Vodafone Kenya to Acquire Government’s 15% Stake in Safaricom in KSh 204.3 Billion Deal
Safaricom has confirmed that Vodafone Kenya Limited plans to acquire the Government of Kenya’s 15 percent stake in the telecom giant for KSh 204.3 billion.
In a public announcement issued on Thursday, December 4, 2025, Safaricom, through its Company Secretary, Linda Wambani, revealed that it had received a Notice of Intention from Vodafone Kenya indicating plans to purchase 6.01 billion ordinary shares held by the government at KSh 34.00 per share, a 21 percent premium over Safaricom’s closing price of KSh 28.20.
“The shareholders of Safaricom PLC (“Safaricom”) are advised that on 03 December 2025, Safaricom was served with a notice of intention by Vodafone Kenya Limited (“Vodafone Kenya”) not to make a mandatory takeover offer to the shareholders of Safaricom PLC (“Notice of Intention”).
The Notice of Intention notifies Safaricom that Vodafone Kenya has an intention to acquire an additional 6,009,814,200 ordinary shares (the “Additional Shares”) in Safaricom from the Government of Kenya (“GOK”), representing a 15% stake in Safaricom (the “GOK Share Acquisition”),” read the notice.
Vodafone Kenya sent a formal Notice of Intention signaling their desire to purchase approximately 6.01 billion ordinary shares at KSh 34.00 per share, a 21 percent premium over Safaricom’s closing price.
This acquisition is part of a broader restructuring intended to consolidate Vodafone’s entire shareholding under Vodafone Kenya, which will then hold an indirect 55 percent stake in Safaricom.
Under the restructuring, Vodacom Group Limited is set to acquire Vodafone International Holdings’ remaining 12.5 percent stake in Vodafone Kenya, giving Vodacom full ownership of Vodafone Kenya.
Post-transaction, the Government of Kenya will retain a 20 percent direct ownership in Safaricom, while public investors will continue to hold approximately 25 percent.
Vodafone Kenya will also pay the government KSh 40.2 billion upfront for the rights to future dividends linked to the government’s remaining 20 percent shareholding.
“Vodafone Kenya does NOT intend to launch a takeover offer of Safaricom.
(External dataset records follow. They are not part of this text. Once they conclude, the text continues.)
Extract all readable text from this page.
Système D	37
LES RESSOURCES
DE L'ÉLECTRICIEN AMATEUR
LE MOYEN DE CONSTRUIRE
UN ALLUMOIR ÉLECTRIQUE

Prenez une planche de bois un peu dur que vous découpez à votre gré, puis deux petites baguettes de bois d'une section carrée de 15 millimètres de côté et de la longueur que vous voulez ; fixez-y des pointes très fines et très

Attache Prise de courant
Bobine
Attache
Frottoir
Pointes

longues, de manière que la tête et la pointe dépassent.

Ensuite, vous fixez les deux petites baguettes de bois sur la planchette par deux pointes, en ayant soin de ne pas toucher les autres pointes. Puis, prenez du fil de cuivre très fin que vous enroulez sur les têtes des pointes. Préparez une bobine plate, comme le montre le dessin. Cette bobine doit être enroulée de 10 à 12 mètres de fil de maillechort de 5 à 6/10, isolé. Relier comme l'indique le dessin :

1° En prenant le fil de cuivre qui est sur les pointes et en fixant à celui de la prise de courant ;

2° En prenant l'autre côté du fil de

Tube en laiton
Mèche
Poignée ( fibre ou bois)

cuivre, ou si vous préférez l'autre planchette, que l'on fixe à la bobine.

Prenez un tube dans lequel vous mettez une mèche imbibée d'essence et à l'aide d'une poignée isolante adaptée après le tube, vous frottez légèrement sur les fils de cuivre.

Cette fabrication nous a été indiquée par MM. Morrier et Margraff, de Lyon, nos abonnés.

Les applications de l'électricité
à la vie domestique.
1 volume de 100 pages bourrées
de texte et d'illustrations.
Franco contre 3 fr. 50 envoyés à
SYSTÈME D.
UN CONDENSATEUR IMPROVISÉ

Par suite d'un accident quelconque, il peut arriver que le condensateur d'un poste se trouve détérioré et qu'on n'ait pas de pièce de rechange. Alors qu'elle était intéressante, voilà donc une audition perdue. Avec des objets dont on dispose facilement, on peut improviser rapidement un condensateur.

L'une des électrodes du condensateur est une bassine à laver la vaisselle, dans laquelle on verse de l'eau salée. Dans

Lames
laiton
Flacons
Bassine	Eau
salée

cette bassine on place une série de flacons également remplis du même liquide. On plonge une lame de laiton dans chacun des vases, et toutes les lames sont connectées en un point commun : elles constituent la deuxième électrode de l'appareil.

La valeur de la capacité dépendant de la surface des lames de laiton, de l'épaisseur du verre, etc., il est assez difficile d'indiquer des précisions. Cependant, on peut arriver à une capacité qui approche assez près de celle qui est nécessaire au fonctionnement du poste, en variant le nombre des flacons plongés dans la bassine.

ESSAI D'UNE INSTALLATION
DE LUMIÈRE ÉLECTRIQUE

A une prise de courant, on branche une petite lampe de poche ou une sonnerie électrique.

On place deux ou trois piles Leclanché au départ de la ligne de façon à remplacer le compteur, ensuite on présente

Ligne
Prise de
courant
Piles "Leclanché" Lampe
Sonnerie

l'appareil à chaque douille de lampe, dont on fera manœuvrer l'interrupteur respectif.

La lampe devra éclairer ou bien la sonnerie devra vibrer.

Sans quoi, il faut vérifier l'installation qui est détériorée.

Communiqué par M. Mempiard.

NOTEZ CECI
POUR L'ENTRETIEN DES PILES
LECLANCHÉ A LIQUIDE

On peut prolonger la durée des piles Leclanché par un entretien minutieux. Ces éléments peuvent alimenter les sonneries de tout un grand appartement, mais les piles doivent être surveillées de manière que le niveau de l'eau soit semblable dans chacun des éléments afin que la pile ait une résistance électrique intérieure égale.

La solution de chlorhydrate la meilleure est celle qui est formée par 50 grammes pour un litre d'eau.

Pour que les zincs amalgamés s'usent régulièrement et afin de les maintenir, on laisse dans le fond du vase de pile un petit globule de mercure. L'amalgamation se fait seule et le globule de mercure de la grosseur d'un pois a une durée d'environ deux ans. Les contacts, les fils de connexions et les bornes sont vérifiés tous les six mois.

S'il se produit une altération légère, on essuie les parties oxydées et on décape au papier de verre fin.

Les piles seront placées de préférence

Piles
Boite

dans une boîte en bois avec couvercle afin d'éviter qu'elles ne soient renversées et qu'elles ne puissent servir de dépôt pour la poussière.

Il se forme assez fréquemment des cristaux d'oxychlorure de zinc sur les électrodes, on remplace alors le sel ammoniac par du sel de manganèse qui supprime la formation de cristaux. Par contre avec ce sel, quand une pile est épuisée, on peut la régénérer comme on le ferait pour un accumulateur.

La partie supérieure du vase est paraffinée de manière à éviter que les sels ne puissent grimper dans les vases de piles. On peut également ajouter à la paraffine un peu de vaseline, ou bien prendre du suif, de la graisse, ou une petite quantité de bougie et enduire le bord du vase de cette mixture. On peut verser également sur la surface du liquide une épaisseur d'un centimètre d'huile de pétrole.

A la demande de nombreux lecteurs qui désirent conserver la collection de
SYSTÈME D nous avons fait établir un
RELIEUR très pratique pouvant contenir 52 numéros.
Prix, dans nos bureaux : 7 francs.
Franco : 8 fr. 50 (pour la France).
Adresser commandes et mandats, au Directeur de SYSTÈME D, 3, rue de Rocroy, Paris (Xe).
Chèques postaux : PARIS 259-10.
In this regard, Vodafone Kenya will be applying to the Capital Markets Authority of Kenya (“CMA”) for an exemption under regulation 5(1) of the Take-over Regulations from complying with the mandatory take-over procedures set out in regulation 4 of the Take-over Regulations,” read the announcement.
Despite surpassing regulatory thresholds that would normally require a takeover bid, Vodafone Kenya has stated it does not intend to make a mandatory takeover offer.
The Government aims to channel the proceeds from the partial divestiture totaling KSh 244.5 billion into the Infrastructure Fund, which finances strategic national projects in sectors like airports, energy, water, and roads.
Safaricom’s shareholding structure will shift to 55 percent Vodacom Group, 25 percent public investors, and 20 percent government.
Vodafone Kenya intends to maintain Safaricom’s listing on the Nairobi Securities Exchange, signaling continued engagement with Kenyan investors and the market.
This deal marks a significant reshaping of Safaricom’s ownership, reinforcing Vodafone’s position as the primary strategic shareholder while maintaining government participation for ongoing national interests.
Investors have been cautioned to exercise care in trading Safaricom shares until regulatory approvals are completed.